Up in the left field stands, there was an old lady with '95 on the back of her blue Mariners cap in the row beneath me, some quiet Giants fans on both sides, some rowdier Mariners and Giants fans farther off to the side. When Aaron Rowand hit his leadoff homer our way, I noticed the vendors with their orange shirts were practically silent Giants supporters, adding to the already sizable mix of Giants' colors at the ballpark.
Randy came in with a 94-mph fastball in the first inning, then he walked Adrian Beltre after getting an 0-2 count and closed the first with a swinging strikeout of Wladimir Balentien. It felt a little like old times: the dangerously fast and erratic Big Unit of the early '90s was trying to re-emerge. Through five innings, Randy was still a little erratic, striking out six, but sometimes missing with his slider way outside and low to lefties, and taking a while to get hitters out. He'd thrown about 90 pitches. The Mariners were just getting singles, including one silly bloop over Johnson's head by Kenji Johjima that might have gone 80 feet, but no one could catch.
In the bottom of the sixth, it became obvious this wasn't the 30-year-old Unit, or even the 40-year-old Unit: he went to 3-2 counts on Russell Branyan and Jose Lopez, took 10 pitches to strike out Branyan after getting a 1-2 count, and had Lopez eke a single through the infield on his eighth pitch after getting an 0-2 count. These were guys he would have struck out quickly a few years ago. He'd thrown about 115 pitches, and just wasn't getting the ball by hitters. Randy still has some speed, he's still effective, he's still pretty durable: but he's not Cy Young material anymore.
He left the game to unanimous cheers, lifted his left arm to acknowledge them as he crossed into foul territory, and settled into the dugout. We might have brought him back out with renewed applause, but an NBA highlight flashed on the screen, and the moment was over.
For whatever reason, the Mariners didn't do anything to acknowledge Johnson's career with the team, unless that came before I got to Safeco: no highlights on the video screen, no call for applause from the fans, no first pitch thrown out by Dan Wilson or another player from the '90s Mariner teams. That didn't seem right, but maybe the ownership still resents him leaving town, and anyway he's been gone long enough that they figured it wasn't necessary.

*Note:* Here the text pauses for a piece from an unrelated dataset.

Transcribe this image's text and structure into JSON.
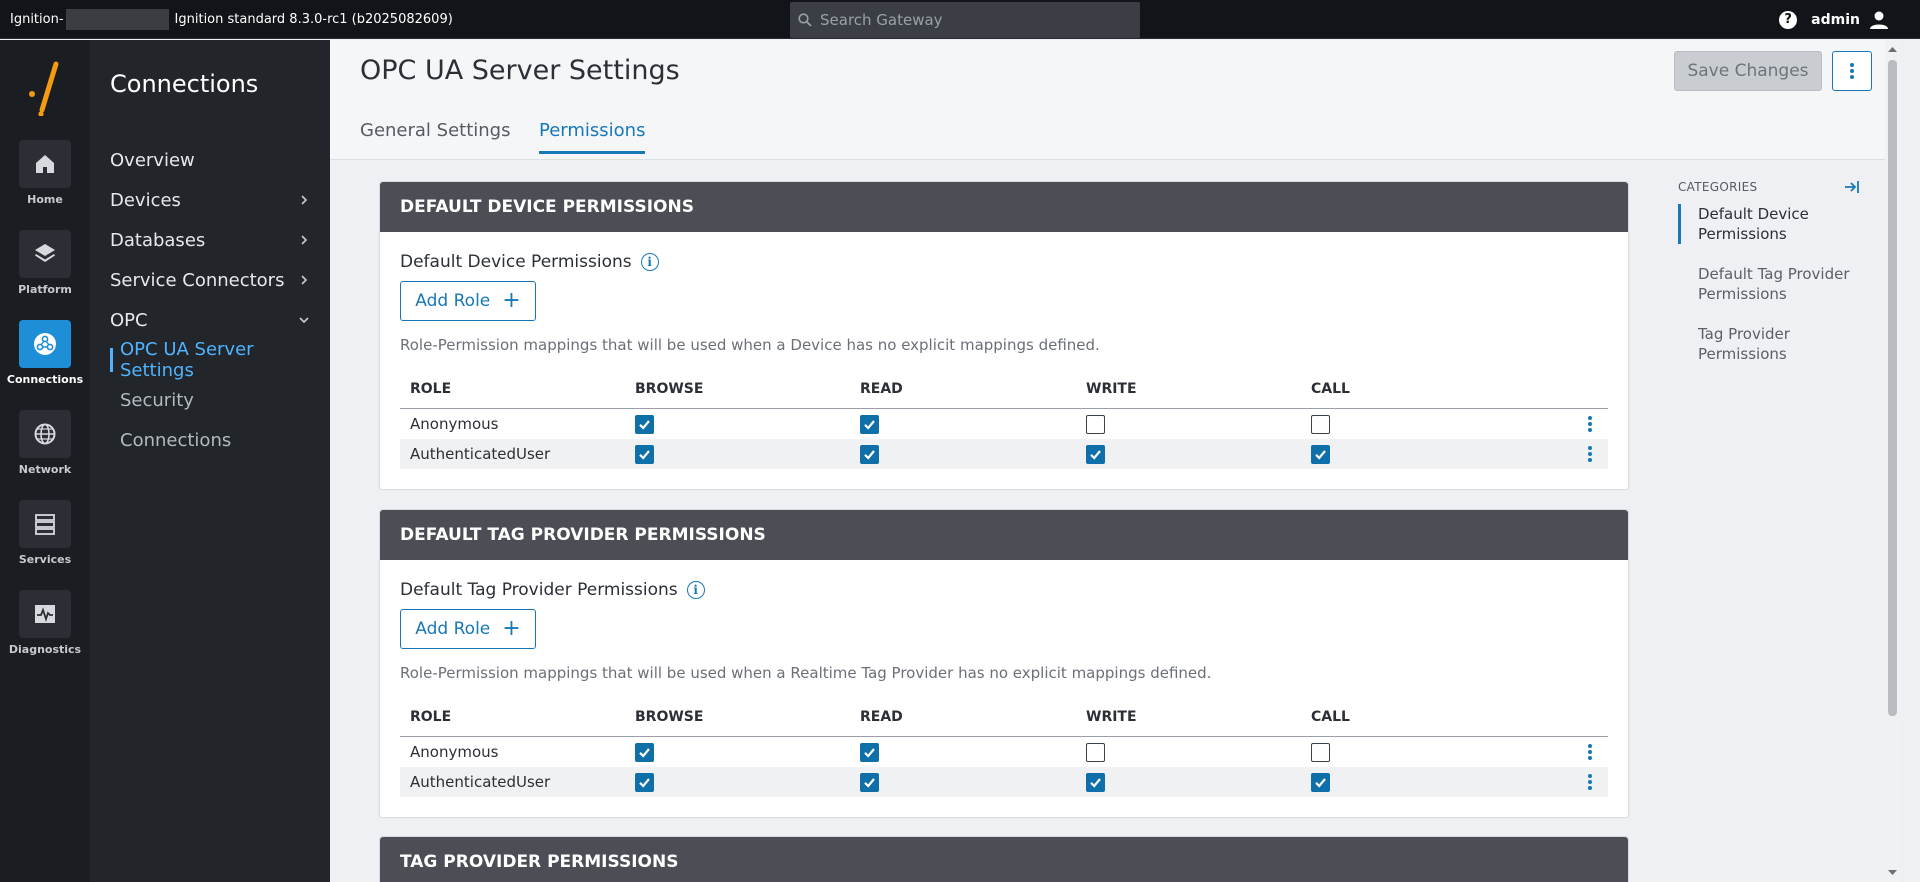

Still, when I looked from the left field stands toward the street, there was a banner attached to a lamppost with Wilson leaping into Johnson's arms after defeating the Angels in the '95 division playoff.

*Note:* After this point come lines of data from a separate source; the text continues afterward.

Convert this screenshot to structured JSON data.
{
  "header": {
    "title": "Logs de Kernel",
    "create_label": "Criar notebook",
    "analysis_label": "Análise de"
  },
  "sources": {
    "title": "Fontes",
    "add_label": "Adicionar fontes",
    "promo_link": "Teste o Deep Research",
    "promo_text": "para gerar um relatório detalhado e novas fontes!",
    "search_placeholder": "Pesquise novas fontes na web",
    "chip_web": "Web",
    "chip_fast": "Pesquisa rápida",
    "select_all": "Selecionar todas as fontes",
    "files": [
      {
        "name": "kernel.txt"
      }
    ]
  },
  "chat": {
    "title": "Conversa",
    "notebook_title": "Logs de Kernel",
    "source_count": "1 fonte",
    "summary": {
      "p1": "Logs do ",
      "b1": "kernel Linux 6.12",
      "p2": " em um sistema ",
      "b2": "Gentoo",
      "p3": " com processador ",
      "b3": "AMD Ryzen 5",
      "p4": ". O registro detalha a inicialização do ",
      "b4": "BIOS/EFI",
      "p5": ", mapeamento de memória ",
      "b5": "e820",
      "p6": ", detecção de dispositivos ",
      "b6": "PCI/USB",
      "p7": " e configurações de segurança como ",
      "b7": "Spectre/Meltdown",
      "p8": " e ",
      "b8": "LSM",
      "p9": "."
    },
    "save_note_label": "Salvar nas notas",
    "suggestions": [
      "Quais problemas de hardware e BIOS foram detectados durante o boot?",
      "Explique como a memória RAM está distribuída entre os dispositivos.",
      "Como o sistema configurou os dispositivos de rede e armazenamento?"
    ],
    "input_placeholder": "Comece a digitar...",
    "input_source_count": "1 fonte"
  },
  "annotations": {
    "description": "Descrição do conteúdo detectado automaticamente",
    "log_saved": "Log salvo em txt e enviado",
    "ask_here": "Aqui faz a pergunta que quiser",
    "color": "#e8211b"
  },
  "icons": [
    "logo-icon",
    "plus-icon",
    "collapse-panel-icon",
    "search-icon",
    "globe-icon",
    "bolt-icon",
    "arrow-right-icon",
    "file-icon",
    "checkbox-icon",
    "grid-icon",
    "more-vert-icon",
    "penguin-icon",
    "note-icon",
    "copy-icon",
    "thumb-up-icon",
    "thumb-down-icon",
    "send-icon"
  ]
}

So exactly what does all this have to do with 1995? Well, I didn't go to any of Randy Johnson's three earlier returns to Seattle, with the Diamondbacks in 1999 and then twice with the Yankees, in 2005 and 2006, so I don't know how those ones compare. But it's obvious the Big Unit's fans are still legion in Puget Sound, more than a decade after he left town.
This time was different, I think, simply because of the distance time provides. Randy's practically at the end of his career, with quite a few more wins after leaving Seattle than he had with the Mariners; kids born in 1995 will be going to high school in the fall; the Kingdome's a fading memory.
There must be a few people still accusing Johnson of malingering in 1998 or just upset that he didn’t stay on with Seattle. But the people who were at Safeco on Friday to see Johnson pitch were paying tribute to what he'd done for their lives as baseball fans by carrying the Mariners in '95 and pitching a lot of memorable games for the team in his 10 years at the Kingdome. He gave us those memories, and now was coming back one last time to revitalize them by simply showing up on the mound: that's all he had to do.